Matosinhos, a port and fishing town near Porto in Portugal reduced the number of fire incidents from 108 in 2015 to 24 last year and officials are planning to cut that number to zero within the next five years.

Luisa Salguiro, Mayor of Matosinhos is not shy about recounting the exploits of her municipality against bushfires

Matosinhos, alongside the province of Potenza in Italy, are the latest to become part of the making cities resilient 2030, an initiative brought together by among others the United Nations Disaster Risk Reduction (UNDRR) agency to better reduce the cost of disasters.

Due to climate change, there has been an increase in the frequency of disasters with the 2022 Global Assessment Report of Disaster Risk Reduction (GAR) showing that by 2030, the situation could be worse.

Susana Goncalves, the Head of Matosihno’s Civil Protection Department says her town used to have the biggest number of fire incidents in all of north Portugal. But these have been reduced by 84 per cent over the last five years through cheap and affordable interventions. Among the things that Matosinhos did was to reduce the deadwood and dry vegetation that would have otherwise acted as tinder for the fires.

“What we started was a strategy to connect with the owners of the forest, to clean all the forests that we have in Matosinhos,” she says.

In California where large fires have become perennial, one of the problems highlighted by experts is that forests are no longer cleaned as regularly as they used to be, and this provides a lot of dry tinder.

With the forests around the municipality clean, the incidents reduced, which in turn was good for the environment, as it meant less soot in the atmosphere. Fewer houses and infrastructure were destroyed by the fires.

Bushfires are noted to have killed scores of people in Portugal each time they occurred (C) The New York Times

The cleaning has also been coupled with the distribution of trees that are indigenous to the area. According to officials in Matosinhos, research has found that indigenous trees are not as fire-prone as those that were imported into the area.  

The city also carried out more than 3,000 community awareness campaigns between 2009 and 2019, and last year created the Motasinhos safety home, where the public can learn about fires and how to deal with the risks.
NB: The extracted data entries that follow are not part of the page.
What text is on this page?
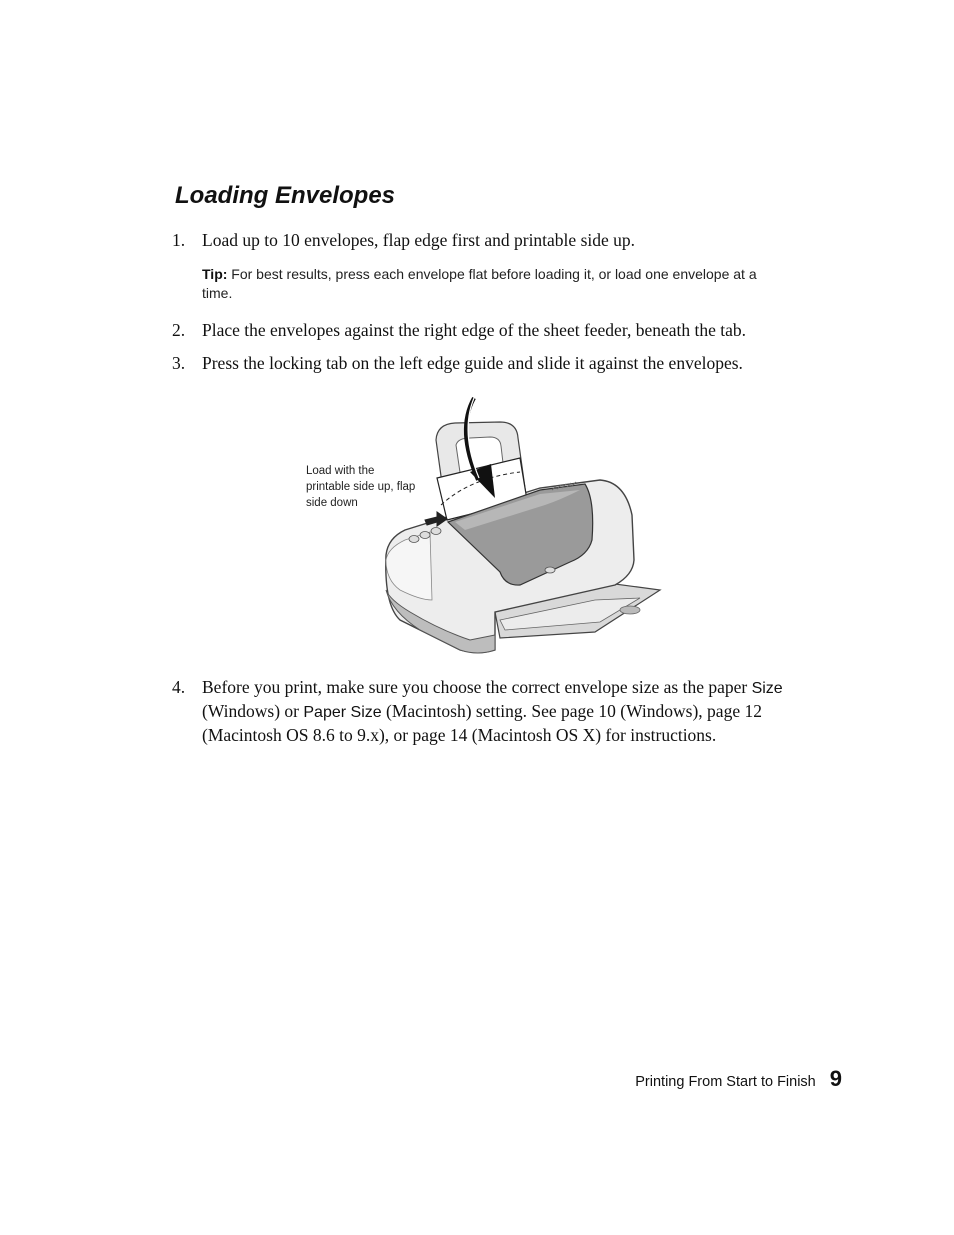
Loading Envelopes
1. Load up to 10 envelopes, flap edge first and printable side up.
Tip: For best results, press each envelope flat before loading it, or load one envelope at a time.
2. Place the envelopes against the right edge of the sheet feeder, beneath the tab.
3. Press the locking tab on the left edge guide and slide it against the envelopes.
Load with the printable side up, flap side down
4. Before you print, make sure you choose the correct envelope size as the paper Size (Windows) or Paper Size (Macintosh) setting. See page 10 (Windows), page 12 (Macintosh OS 8.6 to 9.x), or page 14 (Macintosh OS X) for instructions.
Printing From Start to Finish 9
These interventions, according to Goncalves have been strengthened by Portugal’s laws that don’t allow for frequent land-use changes. One example that is cited is that a law has been passed to prohibit deforestation around cities and municipalities, even if this creates some undesirable pressure that targets political and business leaders.

“When you have a city, land is a real problem because everyone that has land wants to build and wants to take profit from their land,” she says.

Wildfires continue to devastate huge expanses of land in California, United States year-in, year-out (C) AP News

However, even if a forest around the city is all burnt down, the owner would be expected to reforest the area, as the law requires that one needs ten years before land use purpose can change to real estate.

And having been recognised for exemplary policy on dealing with fires, which are a real and common challenge due to climate change, Motasinhos has now offered to work with other cities in the developing world. Matosinhos has offered to work with local governments in Brazil and East Timor so that cities and municipalities in these developing countries find a solution to this 21st-century scourge.

Asked on whether the developing world can afford these interventions, Goncalves says yes, because Matosihnos didn’t invest lots of money either.

“I think everyone can make a difference because not everything has to be expensive. Sometimes the low-cost projects are the best because they are the projects that get down to the people,” she says.